Gallant cited three deals the FCC had planned to challenge over the past 15 years or so: Sprint/WorldCom in the late ‘90s, Dish/DirecTV-EchoStar in 2002 and AT&T/T-Mobile in 2011. Compared with DOJ and the FTC, “the FCC’s statute gives it more power in merger reviews than the antitrust agencies have,” Gallant said. “Companies today do everything they can to negotiate FCC approval upfront. Because going through an internal trial at the FCC and then beating the agency in court is improbable, to put it mildly."

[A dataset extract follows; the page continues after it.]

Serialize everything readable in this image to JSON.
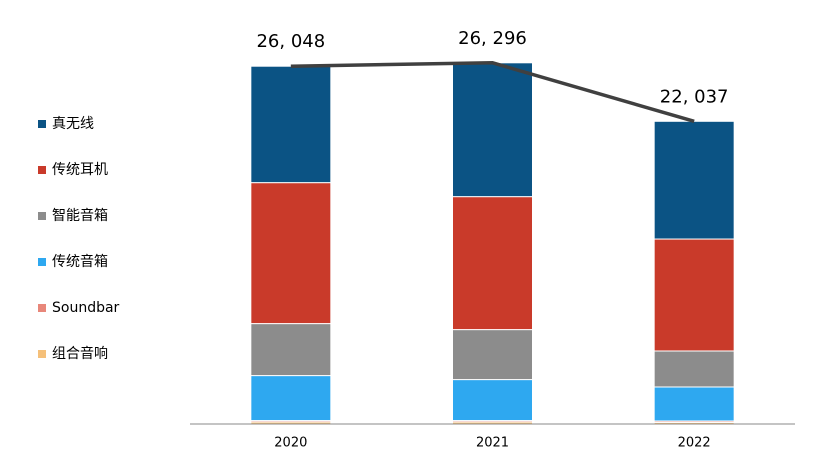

An AT&T spokesman pointed to a May 15 blog entry (http://bit.ly/1nqYhxZ) by Executive Senior Vice President-External and Legislative Affairs Jim Cicconi, which said AT&T supported the FCC 2005 open Internet policy statement and 2010 rules codifying that policy. “Our network management practices are designed to comply with those rules,” Cicconi wrote. “Broadband customers throughout the United States have access to AT&T’s open broadband networks which comply fully with Open Internet principles that have been in place for almost a decade."
As AT&T has always supported the net neutrality rules, its agreement to follow them now “may not mean all that much,” said Manne. “As there aren’t any other rules yet to commit to, again, it may just be convenience” -- and a “desire to echo” what Comcast is doing, he said.